Big names like Amazon, Uber, and Yelp are helping to spread delivery service across American cities. In late February, Amazon rolled out its Amazon Restaurants delivery service to many neighborhoods in the nation’s capital, expanding its earlier footprint from Northern Virginia.
“The hustle and bustle in the nation’s capital can make it difficult to try all the amazing restaurants around town,” says Gus Lopez, general manager of Amazon Restaurants, in a news release. “Now, Amazon Restaurants makes it easy to skip traffic and get delicious meals from top restaurants conveniently delivered to your office or home in an hour or less.”
The rollout gave Amazon Prime customers in Washington, D.C. access to more than 150 restaurants, including Amsterdam Falafelshop. Since launching the service in Seattle in 2015, Amazon Restaurants has grown to serve Prime customers in 20 cities across the country.
Bennett, a self-described perfectionist, acknowledges the occasional bout of anxiety from delivery, in which she gives up control over quality as soon as the driver leaves the store. But, she believes, customers are more forgiving with online delivery and don’t expect the same experience as they do in the store.
“I give up stuff when I order online,” she says. “Whether it’s getting 12 paper towel rolls instead of 18 or the shoe was a little tighter than I thought. You always know you’re taking that chance when you order online.”
She has experienced poor delivery service in the past—so poor that she dropped a previous provider—and she worries about how drivers interact with her customers at their doorsteps. After all, the third-party workers essentially become the face of her brand. But, she says, she’s been assured that Amazon is equally vigilant about maintaining high standards.
“Unlike some situations where a driver makes two more runs before taking the order, the reality is Amazon can’t afford to take that chance,” she says. “Amazon has to take it right to that customer because otherwise they’re messing not with just a food customer, but that could make their Prime customer angry.”
Delivery is no longer a service restaurateurs can afford to ignore, says Aaron Allen, CEO of global restaurant consulting firm Aaron Allen & Associates.
“There isn’t a restaurant on Planet Earth at this point that should not consider delivery,” he says. “That’s a big statement, we don’t usually speak in superlatives like that.”
Still, that doesn’t mean every brand needs to jump into delivery right away. It’s important to figure out how to do it correctly, ensuring operations can meet the unique challenges of preparing and packaging food for delivery. But brands that avoid partnering with the big delivery services risk not only not being discovered by new customers, but alienating existing ones who are already using Amazon, Yelp or Uber.
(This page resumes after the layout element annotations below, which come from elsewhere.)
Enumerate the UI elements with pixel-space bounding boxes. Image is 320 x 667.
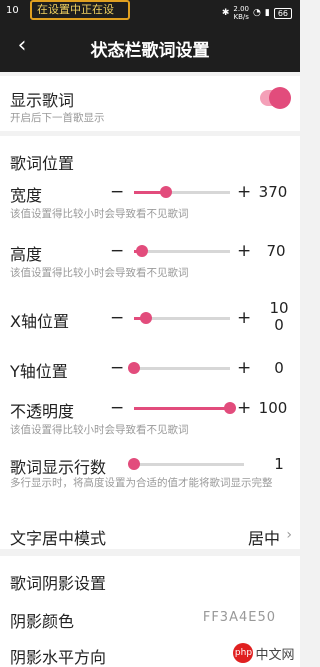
signal-icon: ▮ xyxy=(264,8,270,18)
x-position-slider-thumb[interactable] xyxy=(140,312,152,324)
lyric-lines-label: 歌词显示行数 xyxy=(10,458,107,477)
width-slider-thumb[interactable] xyxy=(160,186,172,198)
lyric-position-card: 歌词位置 宽度 − + 370 该值设置得比较小时会导致看不见歌词 高度 − +… xyxy=(0,136,300,549)
watermark-logo: php 中文网 xyxy=(228,639,300,667)
lyric-lines-slider[interactable] xyxy=(128,458,244,470)
y-position-decrease-button[interactable]: − xyxy=(110,358,124,378)
status-bar: 10 在设置中正在设 ✱ 2.00 KB/s ◔ ▮ 66 xyxy=(0,0,300,22)
page-title: 状态栏歌词设置 xyxy=(90,41,210,61)
y-position-label: Y轴位置 xyxy=(10,362,68,381)
section-title-position: 歌词位置 xyxy=(10,154,75,173)
watermark-text: 中文网 xyxy=(255,647,295,663)
y-position-slider[interactable] xyxy=(128,362,230,374)
y-position-value: 0 xyxy=(274,359,284,377)
shadow-color-label: 阴影颜色 xyxy=(10,612,75,631)
display-lyrics-label: 显示歌词 xyxy=(10,91,75,110)
opacity-slider-thumb[interactable] xyxy=(224,402,236,414)
x-position-decrease-button[interactable]: − xyxy=(110,308,124,328)
x-position-label: X轴位置 xyxy=(10,312,69,331)
lyric-lines-slider-thumb[interactable] xyxy=(128,458,140,470)
opacity-hint: 该值设置得比较小时会导致看不见歌词 xyxy=(10,424,189,436)
height-increase-button[interactable]: + xyxy=(237,241,251,261)
height-slider[interactable] xyxy=(134,245,230,257)
center-mode-value: 居中 xyxy=(247,529,280,548)
width-increase-button[interactable]: + xyxy=(237,182,251,202)
y-position-slider-thumb[interactable] xyxy=(128,362,140,374)
wifi-icon: ◔ xyxy=(253,8,261,18)
y-position-increase-button[interactable]: + xyxy=(237,358,251,378)
chevron-right-icon: › xyxy=(286,527,292,543)
width-label: 宽度 xyxy=(10,186,43,205)
bluetooth-icon: ✱ xyxy=(221,8,230,18)
status-lyric-ticker: 在设置中正在设 xyxy=(30,0,130,20)
opacity-slider-fill xyxy=(134,407,230,410)
x-position-value: 100 xyxy=(269,299,289,334)
width-slider[interactable] xyxy=(134,186,230,198)
opacity-slider[interactable] xyxy=(134,402,236,414)
width-hint: 该值设置得比较小时会导致看不见歌词 xyxy=(10,208,189,220)
lyric-lines-hint: 多行显示时，将高度设置为合适的值才能将歌词显示完整 xyxy=(10,477,273,489)
opacity-increase-button[interactable]: + xyxy=(237,398,251,418)
height-slider-thumb[interactable] xyxy=(136,245,148,257)
opacity-value: 100 xyxy=(258,399,288,417)
shadow-color-value: FF3A4E50 xyxy=(202,610,276,625)
toggle-knob xyxy=(269,87,291,109)
height-hint: 该值设置得比较小时会导致看不见歌词 xyxy=(10,267,189,279)
height-value: 70 xyxy=(266,242,286,260)
network-speed: 2.00 KB/s xyxy=(233,5,249,21)
display-lyrics-card: 显示歌词 开启后下一首歌显示 xyxy=(0,76,300,131)
width-value: 370 xyxy=(258,183,288,201)
lyric-lines-value: 1 xyxy=(274,455,284,473)
php-logo-badge: php xyxy=(233,643,254,663)
section-title-shadow: 歌词阴影设置 xyxy=(10,574,107,593)
width-decrease-button[interactable]: − xyxy=(110,182,124,202)
opacity-decrease-button[interactable]: − xyxy=(110,398,124,418)
app-bar: ‹ 状态栏歌词设置 xyxy=(0,22,300,72)
height-label: 高度 xyxy=(10,245,43,264)
display-lyrics-toggle[interactable] xyxy=(260,87,291,109)
shadow-horizontal-label: 阴影水平方向 xyxy=(10,648,107,667)
battery-icon: 66 xyxy=(273,7,292,19)
clock: 10 xyxy=(6,5,19,16)
opacity-label: 不透明度 xyxy=(10,402,75,421)
height-decrease-button[interactable]: − xyxy=(110,241,124,261)
x-position-increase-button[interactable]: + xyxy=(237,308,251,328)
x-position-slider[interactable] xyxy=(134,312,230,324)
display-lyrics-subtitle: 开启后下一首歌显示 xyxy=(10,112,105,124)
system-icons: ✱ 2.00 KB/s ◔ ▮ 66 xyxy=(222,5,292,21)
center-mode-label: 文字居中模式 xyxy=(10,529,107,548)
“What happens now when you discover new brands and you get hooked?” he says. “There’s such a fast migration and these brands usually don’t win it back.”
Allen expects an impending wave of consolidation among delivery service providers, eventually growing to resemble the way the market share of airlines, cell phone carriers, and hotel chains is concentrated among a few large players.
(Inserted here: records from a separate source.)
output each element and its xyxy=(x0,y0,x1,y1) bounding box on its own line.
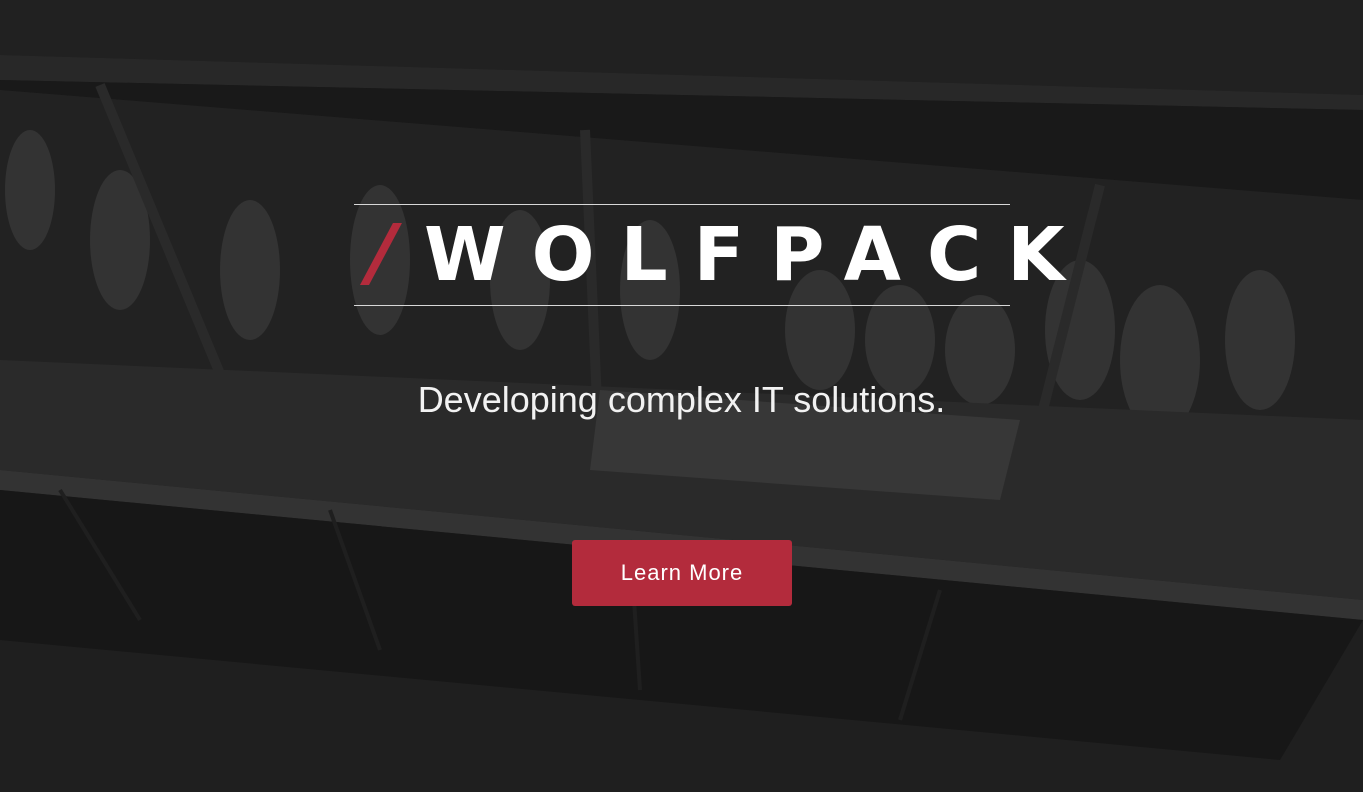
hero-tagline: Developing complex IT solutions. xyxy=(417,379,946,420)
wolfpack-logo: WOLFPACK xyxy=(354,204,1065,306)
logo-text: WOLFPACK xyxy=(424,212,1091,298)
hero-section: WOLFPACK Developing complex IT solutions… xyxy=(0,0,1363,792)
slash-icon xyxy=(360,223,402,285)
learn-more-button[interactable]: Learn More xyxy=(572,540,792,606)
How big of a change should restaurateurs expect? Allen says it will be “so seismic and disruptive that I don’t think anybody, myself included, has actually accurately forecasted what that’s going to look like.” For the casual dining chains struggling the most, he expects delivery’s proliferation to sound the final death knell.
“For [quick service], it’s more significant and important than the drive-thru was,” Allen says.
Amsterdam Falafelshop had already incorporated Caviar, UberEATS, and Yelp EAT24 when it flipped the switch on Amazon’s delivery service in February at its Washington, D.C. store—a Dallas location will soon add the service, too. Incorporating another system was as easy as hanging a fourth tablet on the wall, Bennett says.
Four of the brand’s five stores currently offer delivery. While delivery has mushroomed in popularity, Bennett says, there’s still plenty of potential for growth.
“It’s probably 10 percent of our business,” she says. “But 10 percent of our business is nothing to sneeze at. It used to be a lot less … And I think people are getting more and more into ordering from their phones.”
Uber has driven more sales than Caviar or EAT24, primarily because the app already has a built-in customer base. Bennett expects the same to hold true for Amazon. While she’s faced slight pushback from team members that question the need for so many delivery services, Bennett says she sees no reason to turn down an opportunity for more business.
“As long as we can keep putting out the food, I’d be happy to add a tablet a month,” she says. “They all pay nicely.”